I previously reported that I think there is a ticking genetic time bomb here due to imprinting errors.  The genes that come from your mother and father are in some cases marked as such genetically and one copy may be shut off.  In some cases only the gene from mom is active in others only the one from dad.  This new process may mess with this system – and imprinting errors are known to cause genetic diseases in some cases.  In fact, the telegraph reports of some “problems”

Prof Nayernia showed the potential of the method in 2006, when he used sperm derived from male embryonic stem cells to fertilise mice to produce seven pups, six of which lived to adulthood, though the survivors did suffer problems.

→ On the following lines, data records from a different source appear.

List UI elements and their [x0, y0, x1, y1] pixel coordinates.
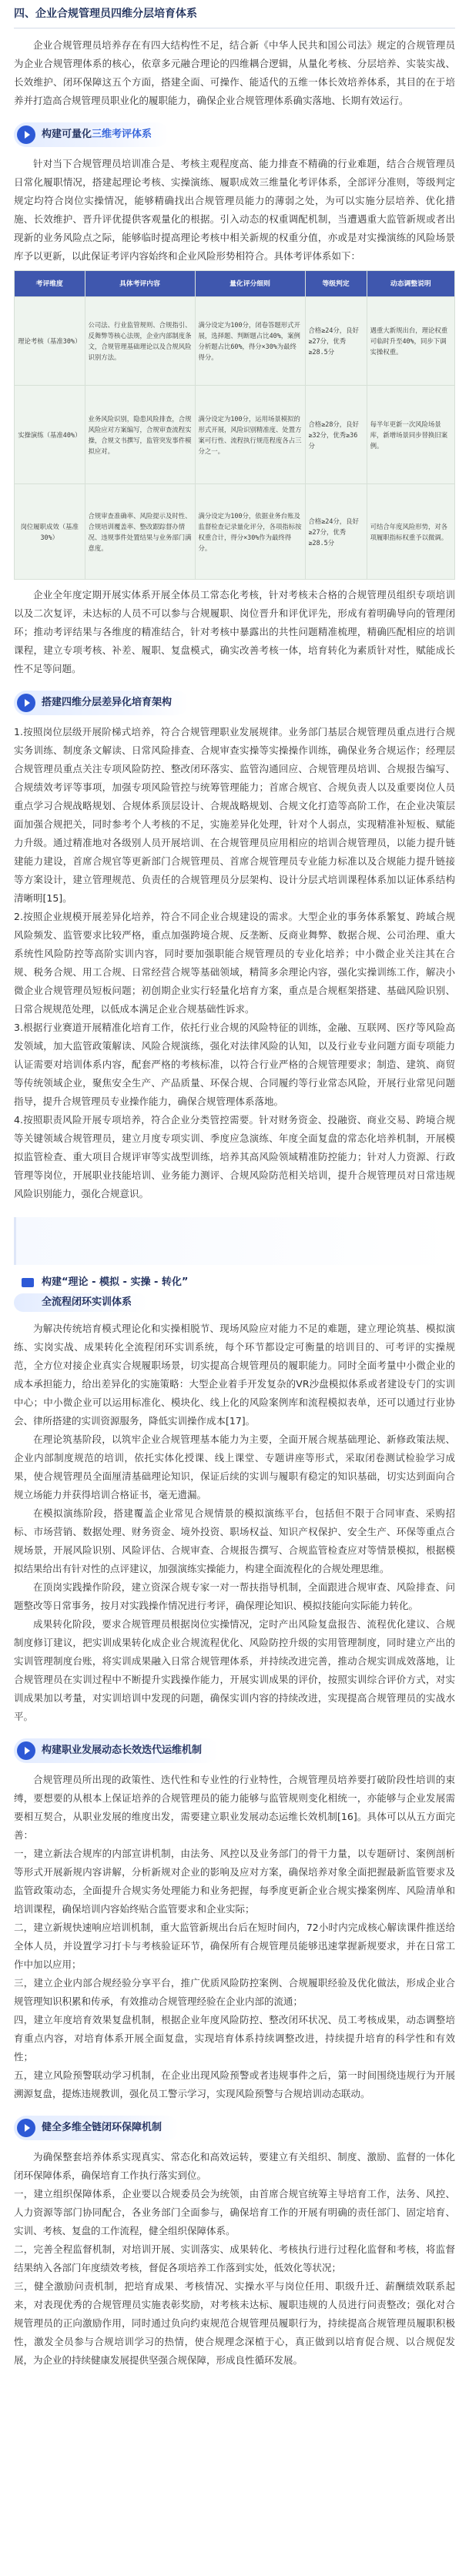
table-cell-content: 公司法、行业监管规则、合规指引、反舞弊等核心法规，企业内部制度条文，合规管理基础理论以及合规风险识别方法。	[85, 297, 195, 386]
section4-item: 三，建立企业内部合规经验分享平台，推广优质风险防控案例、合规履职经验及优化做法，形成企业合规管理知识积累和传承，有效推动合规管理经验在企业内部的流通；	[14, 1977, 455, 2007]
section1-paragraph-1: 针对当下合规管理员培训准合是、考核主观程度高、能力排查不精确的行业难题，结合合规管理员日常化履职情况，搭建起理论考核、实操演练、履职成效三维量化考评体系，全部评分准则，等级判定规定均符合岗位实操情况，能够精确找出合规管理员能力的薄弱之处，为可以实施分层培养、优化措施、长效维护、晋升评优提供客观量化的根据。引入动态的权重调配机制，当遭遇重大监管新规或者出现新的业务风险点之际，能够临时提高理论考核中相关新规的权重分值，亦或是对实操演练的风险场景库予以更新，以此保证考评内容始终和企业风险形势相符合。具体考评体系如下：	[14, 158, 455, 262]
section1-heading-prefix: 构建可量化	[42, 129, 92, 140]
table-cell-dimension: 理论考核（基准30%）	[15, 297, 85, 386]
table-cell-grade: 合格≥24分，良好≥27分，优秀≥28.5分	[305, 297, 367, 386]
section2-paragraph-2: 2.按照企业规模开展差异化培养，符合不同企业合规建设的需求。大型企业的事务体系繁复、跨域合规风险频发、监管要求比较严格，重点加强跨境合规、反垄断、反商业舞弊、数据合规、公司治理、重大系统性风险防控等高阶实训内容，同时要加强职能合规管理员的专业化培养；中小微企业关注其在合规、税务合规、用工合规、日常经营合规等基础领域，精简多余理论内容，强化实操训练工作，解决小微企业合规管理员短板问题；初创期企业实行轻量化培育方案，重点是合规框架搭建、基础风险识别、日常合规规范处理，以低成本满足企业合规基础性诉求。	[14, 911, 455, 1015]
table-header-cell: 具体考评内容	[85, 271, 195, 297]
evaluation-table	[14, 270, 455, 580]
decorative-banner	[14, 1217, 455, 1265]
section5-heading	[14, 2116, 179, 2140]
table-cell-grade: 合格≥28分，良好≥32分，优秀≥36分	[305, 386, 367, 484]
table-cell-adjust: 遇重大新规出台，理论权重可临时升至40%，同步下调实操权重。	[367, 297, 454, 386]
section1-paragraph-2: 企业全年度定期开展实体系开展全体员工常态化考核，针对考核未合格的合规管理员组织专项培训以及二次复评，未达标的人员不可以参与合规履职、岗位晋升和评优评先，形成有着明确导向的管理闭环；推动考评结果与各维度的精准结合，针对考核中暴露出的共性问题精准梳理，精确匹配相应的培训课程，建立专项考核、补差、履职、复盘模式，确实改善考核一体，培育转化为素质针对性，赋能成长性不足等问题。	[14, 589, 455, 674]
intro-paragraph: 企业合规管理员培养存在有四大结构性不足，结合新《中华人民共和国公司法》规定的合规管理员为企业合规管理体系的核心，依章多元融合理论的四维耦合逻辑，从量化考核、分层培养、实装实战、长效维护、闭环保障这五个方面，搭建全面、可操作、能适代的五维一体长效培养体系，其目的在于培养并打造高合规管理员职业化的履职能力，确保企业合规管理体系确实落地、长期有效运行。	[14, 39, 455, 106]
section3-paragraph-3: 在模拟演练阶段，搭建覆盖企业常见合规情景的模拟演练平台，包括但不限于合同审查、采购招标、市场营销、数据处理、财务资金、境外投资、职场权益、知识产权保护、安全生产、环保等重点合规场景，开展风险识别、风险评估、合规审查、合规报告撰写、合规监管检查应对等情景模拟，根据模拟结果给出有针对性的点评建议，加强演练实操能力，构建全面流程化的合规处理思维。	[14, 1507, 455, 1574]
section2-paragraph-1: 1.按照岗位层级开展阶梯式培养，符合合规管理职业发展规律。业务部门基层合规管理员重点进行合规实务训练、制度条文解读、日常风险排查、合规审查实操等实操操作训练，确保业务合规运作；经理层合规管理员重点关注专项风险防控、整改闭环落实、监管沟通回应、合规管理员培训、合规报告编写、合规绩效考评等事项，加强专项风险管控与统筹管理能力；首席合规官、合规负责人以及重要岗位人员重点学习合规战略规划、合规体系顶层设计、合规战略规划、合规文化打造等高阶工作，在企业决策层面加强合规把关，同时参考个人考核的不足，实施差异化处理，针对个人弱点，实现精准补短板、赋能力升级。通过精准地对各级别人员开展培训、在合规管理员应用相应的培训合规管理员，以能力提升链建能力建设，首席合规官等更新部门合规管理员、首席合规管理员专业能力标准以及合规能力提升链接等方案设计，建立管理规范、负责任的合规管理员分层架构、设计分层式培训课程体系加以证体系结构清晰明[15]。	[14, 726, 455, 904]
section1-heading-highlight: 三维考评体系	[92, 129, 152, 140]
section3-heading	[14, 1273, 455, 1312]
section1-heading	[14, 122, 169, 147]
table-cell-score: 满分设定为100分，运用场景模拟的形式开展，风险识别精准度、处置方案可行性、流程执行规范程度各占三分之一。	[195, 386, 305, 484]
section4-item: 五，建立风险预警联动学习机制，在企业出现风险预警或者违规事件之后，第一时间围绕违规行为开展溯源复盘，提炼违规教训，强化员工警示学习，实现风险预警与合规培训动态联动。	[14, 2069, 455, 2099]
section4-heading	[14, 1738, 219, 1763]
table-row	[15, 386, 455, 484]
table-row	[15, 297, 455, 386]
table-cell-adjust: 可结合年度风险形势，对各项履职指标权重予以微调。	[367, 484, 454, 580]
table-cell-adjust: 每半年更新一次风险场景库，新增场景同步替换旧案例。	[367, 386, 454, 484]
table-header-cell: 考评维度	[15, 271, 85, 297]
play-bullet-icon	[17, 1741, 35, 1760]
play-bullet-icon	[17, 2119, 35, 2137]
section4-heading-text: 构建职业发展动态长效迭代运维机制	[42, 1745, 203, 1756]
table-cell-grade: 合格≥24分，良好≥27分，优秀≥28.5分	[305, 484, 367, 580]
table-cell-score: 满分设定为100分，依据业务台账及监督检查记录量化评分，各项指标按权重合计，得分×30%作为最终得分。	[195, 484, 305, 580]
table-cell-content: 业务风险识别，隐患风险排查，合规风险应对方案编写，合规审查流程实操，合规文书撰写，监管突发事件模拟应对。	[85, 386, 195, 484]
table-cell-dimension: 实操演练（基准40%）	[15, 386, 85, 484]
section5-item: 一，建立组织保障体系，企业要以合规委员会为统领，由首席合规官统筹主导培育工作，法务、风控、人力资源等部门协同配合，各业务部门全面参与，确保培育工作的开展有明确的责任部门、固定培育、实训、考核、复盘的工作流程，健全组织保障体系。	[14, 2188, 455, 2236]
table-header-cell: 动态调整说明	[367, 271, 454, 297]
section2-heading-text: 搭建四维分层差异化培育架构	[42, 697, 173, 708]
section3-paragraph-4: 在顶岗实践操作阶段，建立资深合规专家一对一帮扶指导机制，全面跟进合规审查、风险排查、问题整改等日常事务，按月对实践操作情况进行考评，确保理论知识、模拟技能向实际能力转化。	[14, 1581, 455, 1611]
section5-paragraph-1: 为确保整套培养体系实现真实、常态化和高效运转，要建立有关组织、制度、激励、监督的一体化闭环保障体系，确保培育工作执行落实到位。	[14, 2151, 455, 2181]
table-header-cell: 量化评分细则	[195, 271, 305, 297]
section3-paragraph-5: 成果转化阶段，要求合规管理员根据岗位实操情况，定时产出风险复盘报告、流程优化建议、合规制度修订建议，把实训成果转化成企业合规流程优化、风险防控升级的实用管理制度，同时建立产出的实训管理制度台账，将实训成果融入日常合规管理体系，并持续改进完善，推动合规实训成效落地，让合规管理员在实训过程中不断提升实践操作能力，开展实训成果的评价，按照实训综合评价方式，对实训成果加以考量，对实训培训中发现的问题，确保实训内容的持续改进，实现提高合规管理员的实战水平。	[14, 1618, 455, 1722]
section3-heading-line1: 构建“理论 - 模拟 - 实操 - 转化”	[14, 1273, 188, 1292]
section2-paragraph-4: 4.按照职责风险开展专项培养，符合企业分类管控需要。针对财务资金、投融资、商业交易、跨境合规等关键领域合规管理员，建立月度专项实训、季度应急演练、年度全面复盘的常态化培养机制，开展模拟监管检查、重大项目合规评审等实战型训练，培养其高风险领域精准防控能力；针对人力资源、行政管理等岗位，开展职业技能培训、业务能力测评、合规风险防范相关培训，提升合规管理员对日常违规风险识别能力，强化合规意识。	[14, 1114, 455, 1199]
play-bullet-icon	[17, 694, 35, 712]
play-bullet-icon	[17, 125, 35, 144]
section2-heading	[14, 691, 189, 715]
section-title: 四、企业合规管理员四维分层培育体系	[14, 5, 455, 28]
section4-item: 一，建立新法合规库的内部宣讲机制，由法务、风控以及业务部门的骨干力量，以专题研讨、案例剖析等形式开展新规内容讲解，分析新规对企业的影响及应对方案，确保培养对象全面把握最新监管要求及监管政策动态，全面提升合规实务处理能力和业务把握，每季度更新企业合规实操案例库、风险清单和培训课程，确保培训内容始终贴合监管要求和企业实际；	[14, 1848, 455, 1915]
table-cell-dimension: 岗位履职成效（基准30%）	[15, 484, 85, 580]
section3-paragraph-1: 为解决传统培育模式理论化和实操相脱节、现场风险应对能力不足的难题，建立理论筑基、模拟演练、实岗实战、成果转化全流程闭环实训系统，每个环节都设定可衡量的培训目的、可考评的实操规范，全方位对接企业真实合规履职场景，切实提高合规管理员的履职能力。同时全面考量中小微企业的成本承担能力，给出差异化的实施策略：大型企业着手开发复杂的VR沙盘模拟体系或者建设专门的实训中心；中小微企业可以运用标准化、模块化、线上化的风险案例库和流程模拟表单，还可以通过行业协会、律所搭建的实训资源服务，降低实训操作成本[17]。	[14, 1323, 455, 1427]
section3-paragraph-2: 在理论筑基阶段，以筑牢企业合规管理基本能力为主要，全面开展合规基础理论、新修政策法规、企业内部制度规范的培训，依托实体化授课、线上课堂、专题讲座等形式，采取闭卷测试检验学习成果，使合规管理员全面厘清基础理论知识，保证后续的实训与履职有稳定的知识基础，切实达到面向合规立场能力并获得培训合格证书，毫无遗漏。	[14, 1434, 455, 1500]
section5-heading-wrap	[14, 2116, 455, 2140]
section4-item: 四，建立年度培育效果复盘机制，根据企业年度风险防控、整改闭环状况、员工考核成果，动态调整培育重点内容，对培育体系开展全面复盘，实现培育体系持续调整改进，持续提升培育的科学性和有效性；	[14, 2014, 455, 2062]
section4-item: 二，建立新规快速响应培训机制，重大监管新规出台后在短时间内，72小时内完成核心解读课件推送给全体人员，并设置学习打卡与考核验证环节，确保所有合规管理员能够迅速掌握新规要求，并在日常工作中加以应用；	[14, 1922, 455, 1970]
section5-heading-text: 健全多维全链闭环保障机制	[42, 2122, 162, 2133]
table-row	[15, 484, 455, 580]
section1-heading-wrap	[14, 122, 455, 147]
section5-item: 三，健全激励问责机制，把培育成果、考核情况、实操水平与岗位任用、职级升迁、薪酬绩效联系起来，对表现优秀的合规管理员实施表彰奖励，对考核未达标、履职违规的人员进行问责整改；强化对合规管理员的正向激励作用，同时通过负向约束规范合规管理员履职行为，持续提高合规管理员履职积极性，激发全员参与合规培训学习的热情，使合规理念深植于心，真正做到以培育促合规、以合规促发展，为企业的持续健康发展提供坚强合规保障，形成良性循环发展。	[14, 2280, 455, 2366]
table-cell-content: 合规审查准确率、风险提示及时性、合规培训覆盖率、整改跟踪督办情况、违规事件处置结果与业务部门满意度。	[85, 484, 195, 580]
table-header-cell: 等级判定	[305, 271, 367, 297]
section5-item: 二，完善全程监督机制，对培训开展、实训落实、成果转化、考核执行进行过程化监督和考核，将监督结果纳入各部门年度绩效考核，督促各项培养工作落到实处，低效化等状况；	[14, 2243, 455, 2273]
section4-heading-wrap	[14, 1738, 455, 1763]
section2-heading-wrap	[14, 691, 455, 715]
table-cell-score: 满分设定为100分，闭卷答题形式开展，选择题、判断题占比40%，案例分析题占比60%，得分×30%为最终得分。	[195, 297, 305, 386]
section4-paragraph-1: 合规管理员所出现的政策性、迭代性和专业性的行业特性，合规管理员培养要打破阶段性培训的束缚，要想要的从根本上保证培养的合规管理员的能力能够与监管规则变化相统一，亦能够与企业发展需要相互契合，从职业发展的维度出发，需要建立职业发展动态运维长效机制[16]。具体可以从五方面完善：	[14, 1774, 455, 1841]
section3-heading-line2: 全流程闭环实训体系	[14, 1293, 147, 1312]
table-header-row	[15, 271, 455, 297]
section2-paragraph-3: 3.根据行业赛道开展精准化培育工作，依托行业合规的风险特征的训练，金融、互联网、医疗等风险高发领域，加大监管政策解读、风险合规演练，强化对法律风险的认知，以及行业专业问题方面专项能力认证需要对培训体系内容，配套严格的考核标准，以符合行业严格的合规管理要求；制造、建筑、商贸等传统领域企业，聚焦安全生产、产品质量、环保合规、合同履约等行业常态风险，开展行业常见问题指导，提升合规管理员专业操作能力，确保合规管理体系落地。	[14, 1022, 455, 1107]
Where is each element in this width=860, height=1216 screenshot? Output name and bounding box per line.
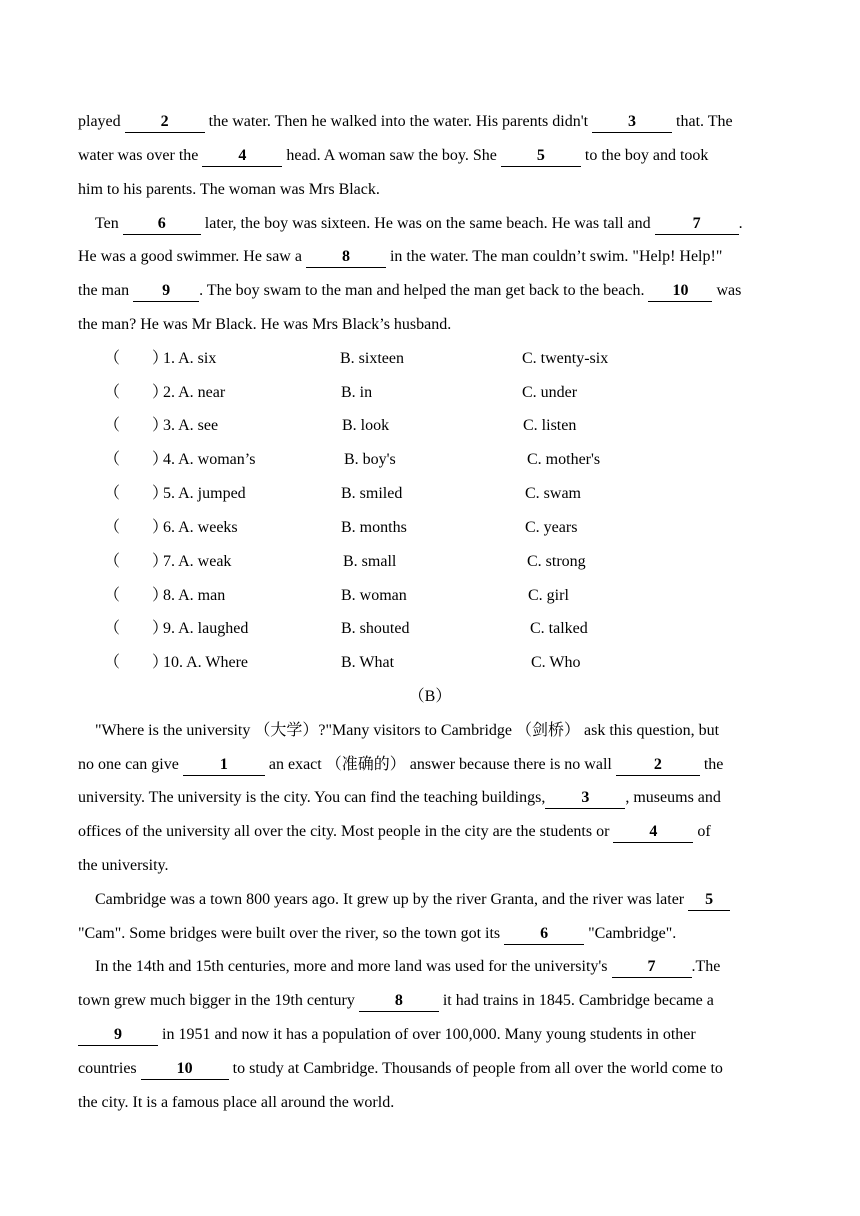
option-a: 3. A. see — [163, 417, 219, 434]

They also report it could be used to make eggs from a gay man’s cells “a gay man to donate skin cells that could be used to make eggs, which could then be fertilised by his partner’s sperm and placed into the uterus of a surrogate mother.”

While they also report he is seeking permission to create a baby in this way, the UK is very restrictive on new reproductive technologies.  They have a law- the 1990 Human Fertilisation and Embryology Act- that restricts what can and cannot be done.